On a sweltering August day when the sensible thing to do would seem to be staying near an air conditioner, a half-dozen retirees are outside climbing ladders, pounding nails and sawing boards in a central Wichita neighborhood.
Heat gone to their heads? No, more like hard-headed, soft-hearted Habitat for Humanity volunteers determined to get another home built for a Wichita family who needs one.
“This will get me ready for hiking,” one of them, Donna Bates, joked as she climbed a ladder to paint a wall.
“I start out a large (shirt size) and lose a size during the day,” another, Lyle Koehn, said.
The organization refers to Bates, Koehn and the others as “cores.”
“They’re really kind of the backbone or heart of our organization,” said Christine Moser, volunteer coordinator for Wichita Habitat for Humanity, part of an international nonprofit active in 70 countries. “We couldn’t do it without them. There are about 25 actives cores, predominantly gentlemen, predominantly retired. We have some ladies, too.”
Habitat is different than many nonprofit housing efforts in that it leads to home ownership, not just housing, for beneficiaries of the program. Those participants contribute 250 to 400 volunteer hours to qualify for a home; that time constitutes their down payment. They then pay it off with a no-interest mortgage, with the proceeds used to build more homes.
In recent years, Wichita’s Habitat has been concentrating its work in one neighborhood with a project called “Rock the Block.” The organization has built about 80 houses in an area bounded by Ninth Street, 13th Street, Hillside and Grove. The idea is that by replacing vacant lots and dilapidated housing with new, owner-occupied homes, nearby property values with rise and private development will follow.
The effort has been rebranded “Rock the Block 214” — the last three numbers of its zip code — and expanded north to 17th Street.
Wichita Habitat has also launched a home repair program for existing homes, mostly focused on roofs, siding and other exterior improvements.
The organization is seeking more volunteers, which “would just make sure that we continue” with all of Wichita Habitat’s efforts, Moser said. “There’s always a need for more housing, so we are always trying to to ramp up how many houses we build during the year.”
Core volunteers anywhere from one morning to 40 hours a week, choosing their own shifts and jobs for the most part. Tuesdays are for cores only, while other volunteers join them Wednesday through Saturday. When plenty of volunteers are available, “The cores will end up taking more a teaching role,” Moser said.
The cores cite a variety of reasons for their involvement.
“I felt like I wanted to give back, and I like working with my hands and swinging a hammer,” said Stan Chase, who’s volunteered for two years. “In my life, I feel like I’ve been fortunate.”
Chuck Graber, a volunteer for six years, said staying active helped him get past cancer. “I found it was a pretty good group of guys. There was aways somebody to talk to. They just let me be comfortable with whatever I was dealing with at that point.”
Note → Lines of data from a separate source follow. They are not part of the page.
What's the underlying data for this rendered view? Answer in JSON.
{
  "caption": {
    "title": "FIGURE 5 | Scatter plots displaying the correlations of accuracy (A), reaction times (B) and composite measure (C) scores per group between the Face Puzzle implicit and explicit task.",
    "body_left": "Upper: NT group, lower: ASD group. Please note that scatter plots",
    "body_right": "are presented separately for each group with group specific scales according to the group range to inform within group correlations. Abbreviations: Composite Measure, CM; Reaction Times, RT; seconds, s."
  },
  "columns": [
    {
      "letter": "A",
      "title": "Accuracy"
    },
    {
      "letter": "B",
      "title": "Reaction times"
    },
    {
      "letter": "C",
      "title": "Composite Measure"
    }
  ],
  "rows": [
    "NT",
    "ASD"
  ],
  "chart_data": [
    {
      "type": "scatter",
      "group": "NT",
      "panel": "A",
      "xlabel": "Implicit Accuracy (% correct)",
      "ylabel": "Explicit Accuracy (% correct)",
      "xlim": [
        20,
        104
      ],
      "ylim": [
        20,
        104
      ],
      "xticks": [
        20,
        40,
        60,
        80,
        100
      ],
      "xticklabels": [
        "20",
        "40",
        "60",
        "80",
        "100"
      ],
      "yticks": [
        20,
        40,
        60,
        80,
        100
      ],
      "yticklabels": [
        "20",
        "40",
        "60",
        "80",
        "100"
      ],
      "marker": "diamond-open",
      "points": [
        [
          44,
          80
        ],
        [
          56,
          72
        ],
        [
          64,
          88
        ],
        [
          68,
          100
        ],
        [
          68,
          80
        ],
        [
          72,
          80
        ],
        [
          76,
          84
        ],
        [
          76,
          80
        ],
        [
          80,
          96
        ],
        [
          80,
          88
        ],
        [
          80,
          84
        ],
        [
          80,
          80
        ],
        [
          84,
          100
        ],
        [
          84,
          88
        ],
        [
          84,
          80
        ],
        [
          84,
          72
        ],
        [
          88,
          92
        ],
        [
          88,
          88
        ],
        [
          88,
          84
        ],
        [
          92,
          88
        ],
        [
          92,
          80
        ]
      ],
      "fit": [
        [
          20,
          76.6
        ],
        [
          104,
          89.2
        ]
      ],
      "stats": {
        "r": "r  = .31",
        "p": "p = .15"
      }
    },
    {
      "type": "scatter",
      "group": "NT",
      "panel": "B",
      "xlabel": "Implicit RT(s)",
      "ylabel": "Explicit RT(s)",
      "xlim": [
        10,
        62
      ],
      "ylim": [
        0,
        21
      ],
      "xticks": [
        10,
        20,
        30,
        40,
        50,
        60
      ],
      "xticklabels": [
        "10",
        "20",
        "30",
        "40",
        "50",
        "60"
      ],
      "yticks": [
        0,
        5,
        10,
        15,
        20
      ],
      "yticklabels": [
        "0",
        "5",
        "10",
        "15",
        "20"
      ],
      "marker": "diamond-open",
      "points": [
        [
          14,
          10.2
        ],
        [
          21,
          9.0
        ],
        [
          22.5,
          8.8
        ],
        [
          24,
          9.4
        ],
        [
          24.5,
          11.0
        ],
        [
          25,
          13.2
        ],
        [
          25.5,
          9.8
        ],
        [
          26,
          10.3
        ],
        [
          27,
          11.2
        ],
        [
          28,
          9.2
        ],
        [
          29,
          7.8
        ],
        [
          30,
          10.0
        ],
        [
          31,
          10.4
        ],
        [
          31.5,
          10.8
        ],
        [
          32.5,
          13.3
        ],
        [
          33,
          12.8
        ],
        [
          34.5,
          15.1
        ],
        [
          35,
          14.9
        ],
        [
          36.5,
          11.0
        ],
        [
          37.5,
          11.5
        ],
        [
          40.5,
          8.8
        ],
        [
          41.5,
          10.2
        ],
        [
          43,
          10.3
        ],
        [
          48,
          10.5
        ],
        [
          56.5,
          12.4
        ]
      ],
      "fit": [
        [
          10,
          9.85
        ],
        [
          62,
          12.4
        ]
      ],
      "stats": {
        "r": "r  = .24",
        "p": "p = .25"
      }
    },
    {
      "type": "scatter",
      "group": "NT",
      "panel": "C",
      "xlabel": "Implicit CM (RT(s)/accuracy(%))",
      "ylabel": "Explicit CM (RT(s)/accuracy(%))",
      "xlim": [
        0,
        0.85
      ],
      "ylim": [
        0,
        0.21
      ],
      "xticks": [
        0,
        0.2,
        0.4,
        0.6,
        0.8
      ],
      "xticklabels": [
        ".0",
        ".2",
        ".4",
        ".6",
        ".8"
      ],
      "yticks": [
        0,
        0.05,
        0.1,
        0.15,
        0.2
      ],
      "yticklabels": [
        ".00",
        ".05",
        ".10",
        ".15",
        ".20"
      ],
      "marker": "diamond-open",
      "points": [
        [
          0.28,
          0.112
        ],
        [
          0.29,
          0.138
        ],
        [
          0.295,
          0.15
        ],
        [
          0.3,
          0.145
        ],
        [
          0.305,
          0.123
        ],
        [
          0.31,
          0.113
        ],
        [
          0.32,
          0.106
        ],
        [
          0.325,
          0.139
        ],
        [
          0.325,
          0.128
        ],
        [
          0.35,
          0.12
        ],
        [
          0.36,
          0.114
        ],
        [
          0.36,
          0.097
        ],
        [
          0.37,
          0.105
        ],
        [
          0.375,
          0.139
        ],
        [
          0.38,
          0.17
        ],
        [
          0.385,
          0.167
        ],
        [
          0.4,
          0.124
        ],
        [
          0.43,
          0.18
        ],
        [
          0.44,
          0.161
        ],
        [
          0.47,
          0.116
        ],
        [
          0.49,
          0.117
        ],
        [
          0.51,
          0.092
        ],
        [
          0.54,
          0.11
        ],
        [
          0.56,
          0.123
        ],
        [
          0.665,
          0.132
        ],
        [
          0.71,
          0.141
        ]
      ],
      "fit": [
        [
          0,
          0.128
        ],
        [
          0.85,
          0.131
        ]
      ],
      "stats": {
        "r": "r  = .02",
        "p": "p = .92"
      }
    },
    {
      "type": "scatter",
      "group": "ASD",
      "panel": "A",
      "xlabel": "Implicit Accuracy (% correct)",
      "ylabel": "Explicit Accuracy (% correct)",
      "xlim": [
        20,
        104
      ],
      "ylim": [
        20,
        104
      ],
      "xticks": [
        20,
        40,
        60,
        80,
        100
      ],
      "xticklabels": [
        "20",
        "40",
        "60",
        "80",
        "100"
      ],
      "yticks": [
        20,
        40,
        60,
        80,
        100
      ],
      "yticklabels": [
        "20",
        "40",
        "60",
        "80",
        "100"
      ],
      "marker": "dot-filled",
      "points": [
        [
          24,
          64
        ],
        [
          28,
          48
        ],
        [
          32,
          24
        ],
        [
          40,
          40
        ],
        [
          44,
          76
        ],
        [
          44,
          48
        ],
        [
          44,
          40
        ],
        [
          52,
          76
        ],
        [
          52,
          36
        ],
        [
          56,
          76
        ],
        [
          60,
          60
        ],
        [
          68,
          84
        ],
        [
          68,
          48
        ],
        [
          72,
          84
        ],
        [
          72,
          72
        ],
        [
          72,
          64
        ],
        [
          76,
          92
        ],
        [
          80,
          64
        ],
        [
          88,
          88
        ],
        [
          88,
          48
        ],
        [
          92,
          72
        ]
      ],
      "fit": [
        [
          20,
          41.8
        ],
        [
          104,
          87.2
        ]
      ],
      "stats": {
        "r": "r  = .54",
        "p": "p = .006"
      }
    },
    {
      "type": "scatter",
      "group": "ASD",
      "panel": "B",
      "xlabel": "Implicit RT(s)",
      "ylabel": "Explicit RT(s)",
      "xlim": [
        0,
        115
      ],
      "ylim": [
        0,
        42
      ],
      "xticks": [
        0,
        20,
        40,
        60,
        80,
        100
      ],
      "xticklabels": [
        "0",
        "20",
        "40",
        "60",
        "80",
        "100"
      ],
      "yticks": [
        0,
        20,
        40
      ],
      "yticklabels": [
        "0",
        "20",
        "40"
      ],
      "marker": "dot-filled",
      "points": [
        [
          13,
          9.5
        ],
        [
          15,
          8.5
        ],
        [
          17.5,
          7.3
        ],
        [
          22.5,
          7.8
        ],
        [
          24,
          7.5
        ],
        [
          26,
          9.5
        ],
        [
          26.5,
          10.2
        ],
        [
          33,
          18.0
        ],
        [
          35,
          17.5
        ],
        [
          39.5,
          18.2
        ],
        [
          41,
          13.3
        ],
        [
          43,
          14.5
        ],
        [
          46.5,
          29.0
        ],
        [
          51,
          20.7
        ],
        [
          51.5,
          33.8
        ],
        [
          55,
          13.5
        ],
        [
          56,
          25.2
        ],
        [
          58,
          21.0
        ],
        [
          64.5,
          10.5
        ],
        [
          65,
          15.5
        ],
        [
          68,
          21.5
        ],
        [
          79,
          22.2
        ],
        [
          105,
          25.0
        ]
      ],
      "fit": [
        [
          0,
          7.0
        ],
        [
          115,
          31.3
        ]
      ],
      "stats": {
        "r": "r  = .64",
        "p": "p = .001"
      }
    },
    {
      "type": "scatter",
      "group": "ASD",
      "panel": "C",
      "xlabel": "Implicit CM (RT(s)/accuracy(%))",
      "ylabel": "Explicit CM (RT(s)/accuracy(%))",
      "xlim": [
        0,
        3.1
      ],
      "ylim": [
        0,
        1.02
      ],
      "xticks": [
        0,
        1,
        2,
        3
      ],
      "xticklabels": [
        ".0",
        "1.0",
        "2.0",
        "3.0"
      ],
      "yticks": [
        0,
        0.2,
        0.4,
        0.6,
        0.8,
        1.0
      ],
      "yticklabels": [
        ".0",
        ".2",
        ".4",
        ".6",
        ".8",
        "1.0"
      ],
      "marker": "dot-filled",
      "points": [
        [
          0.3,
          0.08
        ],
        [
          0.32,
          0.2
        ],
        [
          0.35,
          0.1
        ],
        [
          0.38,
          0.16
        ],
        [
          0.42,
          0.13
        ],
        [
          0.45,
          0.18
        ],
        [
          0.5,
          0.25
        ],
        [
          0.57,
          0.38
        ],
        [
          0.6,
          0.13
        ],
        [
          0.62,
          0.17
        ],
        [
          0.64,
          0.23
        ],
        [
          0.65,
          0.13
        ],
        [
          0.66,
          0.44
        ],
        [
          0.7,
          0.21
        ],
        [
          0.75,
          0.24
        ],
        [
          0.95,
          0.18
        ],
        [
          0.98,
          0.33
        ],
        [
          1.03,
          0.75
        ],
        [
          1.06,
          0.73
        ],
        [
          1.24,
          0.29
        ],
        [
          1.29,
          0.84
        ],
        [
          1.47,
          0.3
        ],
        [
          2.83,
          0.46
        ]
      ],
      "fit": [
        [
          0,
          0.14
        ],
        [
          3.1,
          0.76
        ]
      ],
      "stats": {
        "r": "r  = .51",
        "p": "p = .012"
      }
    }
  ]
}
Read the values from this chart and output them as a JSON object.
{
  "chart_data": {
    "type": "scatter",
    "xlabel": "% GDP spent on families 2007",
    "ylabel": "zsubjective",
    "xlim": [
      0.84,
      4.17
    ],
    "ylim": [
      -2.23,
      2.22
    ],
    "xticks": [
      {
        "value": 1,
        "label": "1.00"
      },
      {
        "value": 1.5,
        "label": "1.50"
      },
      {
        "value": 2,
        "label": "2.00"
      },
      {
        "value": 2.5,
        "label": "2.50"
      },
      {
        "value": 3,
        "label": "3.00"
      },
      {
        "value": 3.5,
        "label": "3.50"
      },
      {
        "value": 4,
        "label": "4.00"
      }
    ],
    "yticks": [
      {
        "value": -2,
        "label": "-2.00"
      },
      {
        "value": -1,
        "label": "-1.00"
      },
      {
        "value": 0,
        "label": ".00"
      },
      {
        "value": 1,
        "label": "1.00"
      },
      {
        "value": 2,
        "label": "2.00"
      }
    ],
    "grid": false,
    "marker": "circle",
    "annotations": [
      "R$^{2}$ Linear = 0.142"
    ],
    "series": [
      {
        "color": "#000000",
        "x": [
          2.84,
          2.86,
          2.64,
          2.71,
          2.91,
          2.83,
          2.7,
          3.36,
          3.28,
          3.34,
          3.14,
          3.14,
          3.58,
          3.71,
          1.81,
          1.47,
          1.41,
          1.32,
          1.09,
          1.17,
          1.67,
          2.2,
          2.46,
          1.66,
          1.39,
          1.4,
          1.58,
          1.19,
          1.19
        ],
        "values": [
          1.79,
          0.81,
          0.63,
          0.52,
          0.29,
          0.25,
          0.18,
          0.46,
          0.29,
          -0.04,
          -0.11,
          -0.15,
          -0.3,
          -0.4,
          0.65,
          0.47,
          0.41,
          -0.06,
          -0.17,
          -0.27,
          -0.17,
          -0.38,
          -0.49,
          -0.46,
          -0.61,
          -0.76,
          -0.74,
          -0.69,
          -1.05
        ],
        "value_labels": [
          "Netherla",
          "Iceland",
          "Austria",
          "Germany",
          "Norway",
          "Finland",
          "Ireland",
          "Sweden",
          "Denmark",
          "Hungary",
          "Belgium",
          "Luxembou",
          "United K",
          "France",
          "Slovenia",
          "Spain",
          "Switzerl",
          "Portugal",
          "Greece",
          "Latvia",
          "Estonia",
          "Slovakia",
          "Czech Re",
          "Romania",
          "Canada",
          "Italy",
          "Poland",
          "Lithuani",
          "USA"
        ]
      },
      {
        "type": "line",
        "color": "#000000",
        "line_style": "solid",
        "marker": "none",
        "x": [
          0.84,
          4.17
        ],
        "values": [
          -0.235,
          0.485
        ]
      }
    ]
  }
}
All seem to like the fact that the program isn’t a “handout,” but rather requires beneficiaries to volunteer as well.
“It helps people instead of enabling them,” Bates said. “I have worked alongside some of them.”
The volunteers aren’t crazy, by the way. On the hottest days, they start and end their work days early to avoid the worst of the heat. The physical nature of the work seems to be a main draw.
“Up and down ladders and stretching and carrying paint — it’s a great outdoor gym,” Bates said.